Segundo levantamento, o IMA (Índice de Mercado Anbima), que reúne uma carteira de títulos públicos e acompanha sua variação a preços de mercado, avançou 1,07% em julho e acumula alta de 6,97% neste ano.
Dentro do índice, os papéis de menor duration apresentaram os maiores retornos — o IRF-M 1, formado por títulos públicos prefixados com vencimento de até um ano, subiu 1,26% em julho e acumula alta de 7,97% no ano.
Na sequência apareceu o IMA-S, que acompanha uma carteira de LFTs, títulos públicos cuja remuneração está ligada à taxa Selic. O indicador avançou 1,23% no mês e 8,26% em 2026, maior alta acumulada entre os subíndices de renda fixa citados no levantamento.

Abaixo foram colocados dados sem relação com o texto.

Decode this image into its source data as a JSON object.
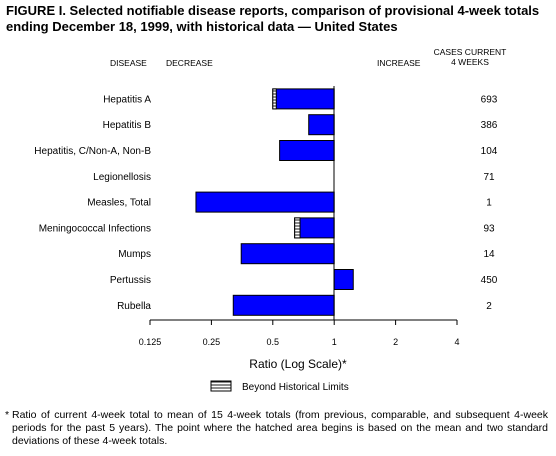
{
  "title": "FIGURE I. Selected notifiable disease reports, comparison of provisional 4-week totals ending December 18, 1999, with historical data — United States",
  "headers": {
    "disease": "DISEASE",
    "decrease": "DECREASE",
    "increase": "INCREASE",
    "cases_line1": "CASES CURRENT",
    "cases_line2": "4 WEEKS"
  },
  "chart_data": {
    "type": "bar",
    "orientation": "horizontal",
    "xscale": "log2",
    "baseline": 1,
    "xlim": [
      0.125,
      4
    ],
    "xticks": [
      0.125,
      0.25,
      0.5,
      1,
      2,
      4
    ],
    "xtick_labels": [
      "0.125",
      "0.25",
      "0.5",
      "1",
      "2",
      "4"
    ],
    "xlabel": "Ratio (Log Scale)*",
    "legend_label": "Beyond Historical Limits",
    "legend_placement": "bottom-center",
    "bar_color": "#0000ff",
    "categories": [
      "Hepatitis A",
      "Hepatitis B",
      "Hepatitis, C/Non-A, Non-B",
      "Legionellosis",
      "Measles, Total",
      "Meningococcal Infections",
      "Mumps",
      "Pertussis",
      "Rubella"
    ],
    "ratios": [
      0.5,
      0.75,
      0.54,
      1.0,
      0.21,
      0.64,
      0.35,
      1.24,
      0.32
    ],
    "beyond_limits_start": [
      0.52,
      null,
      null,
      null,
      null,
      0.68,
      null,
      null,
      null
    ],
    "cases_current_4_weeks": [
      "693",
      "386",
      "104",
      "71",
      "1",
      "93",
      "14",
      "450",
      "2"
    ]
  },
  "footnote": {
    "star": "*",
    "text": "Ratio of current 4-week total to mean of 15 4-week totals (from previous, comparable, and subsequent 4-week periods for the past 5 years). The point where the hatched area begins is based on the mean and two standard deviations of these 4-week totals."
  }
}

Marcelo Cidade, economista da Anbima, destaca que o investidor tem preferido posições mais defensivas, concentrando a demanda nos papéis de menor prazo. Esse movimento, segundo o especialista, reflete a combinação entre as dúvidas sobre o resultado fiscal em um ano eleitoral e as incertezas no cenário externo, sobretudo com o desenrolar da Guerra no Golfo Pérsico e seus efeitos na economia mundial.

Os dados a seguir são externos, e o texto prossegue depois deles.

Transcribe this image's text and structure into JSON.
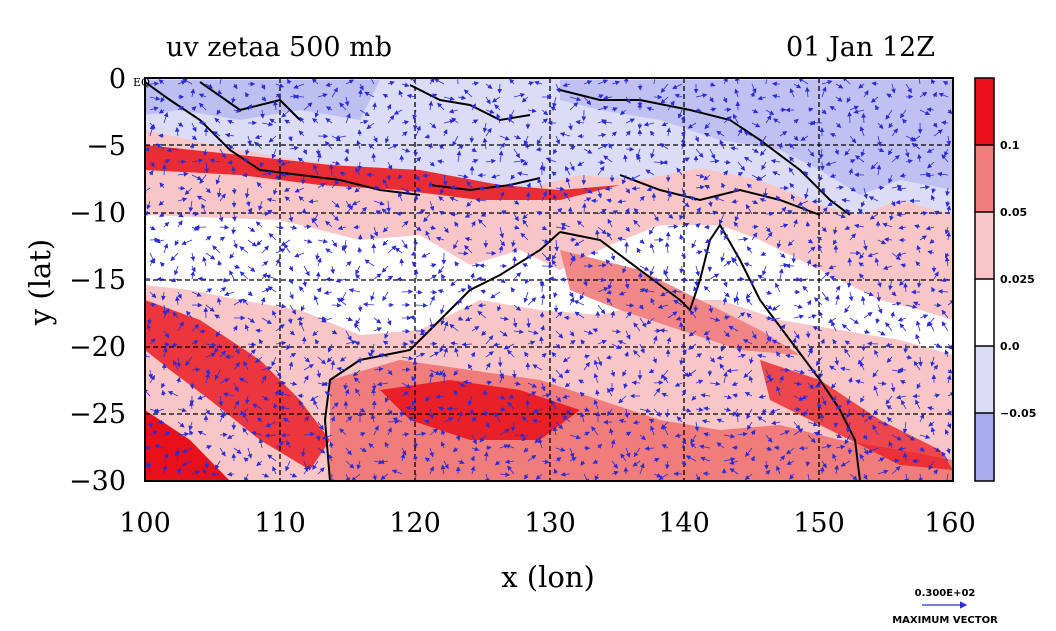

Títulos de renda fixa com prazos longos ficam atrás
O desempenho foi diferente entre os títulos com prazos mais extensos. O IMA-B 5+, composto por NTN-Bs com vencimento superior a cinco anos, teve alta de 0,75% em julho. Desde o início do ano, o índice acumula ganho de 2,98%, o menor retorno entre os subíndices do IMA em 2026.

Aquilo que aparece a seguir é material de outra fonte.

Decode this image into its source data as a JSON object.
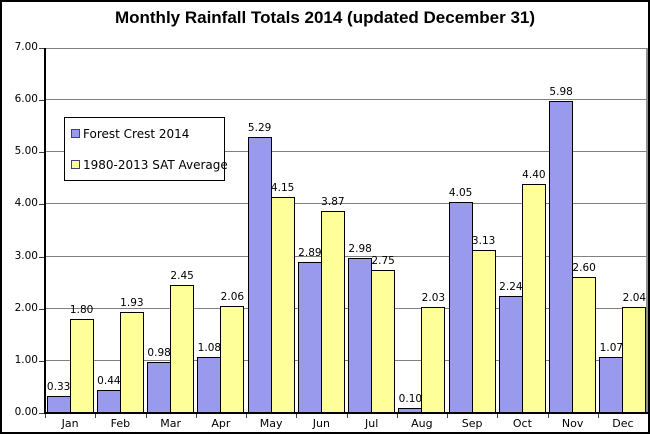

Já o IRF-M 1+, que reúne títulos prefixados com vencimento acima de um ano, avançou 0,70% no mês. No acumulado do ano, a rentabilidade chega a 5,20%.
A diferença entre os resultados evidencia o impacto do prazo sobre o comportamento dos títulos de renda fixa. Quanto maior a duration, maior tende a ser a sensibilidade do preço do papel às mudanças nas taxas de juros. Em momentos de incerteza, essa característica pode ampliar a oscilação dos investimentos marcados a mercado.
Debêntures avançam em julho
No mercado de crédito privado, os índices que acompanham as debêntures também registraram desempenho positivo. O principal destaque foi o IDA IPCA Ex-Infraestrutura, que avançou 1,47% em julho, a maior entre os indicadores apresentados, e acumula 7,01% em 2026.
O IDA-DI, composto por debêntures cuja remuneração acompanha a taxa DI, avançou 1,43% no mês. No ano, o indicador acumula 8,62%, liderando o desempenho entre os índices de títulos privados. Já o IDA IPCA Infraestrutura, que acompanha debêntures de infraestrutura isentas, registrou alta de 1,02% em julho. No acumulado do ano, o indicador apresenta variação positiva de 2,46%.
Considerando o mercado de debêntures de forma consolidada, o IDA-Geral (Índice de Debêntures Anbima) subiu 1,23% em julho. Desde o começo do ano, a alta acumulada é de 5,69%.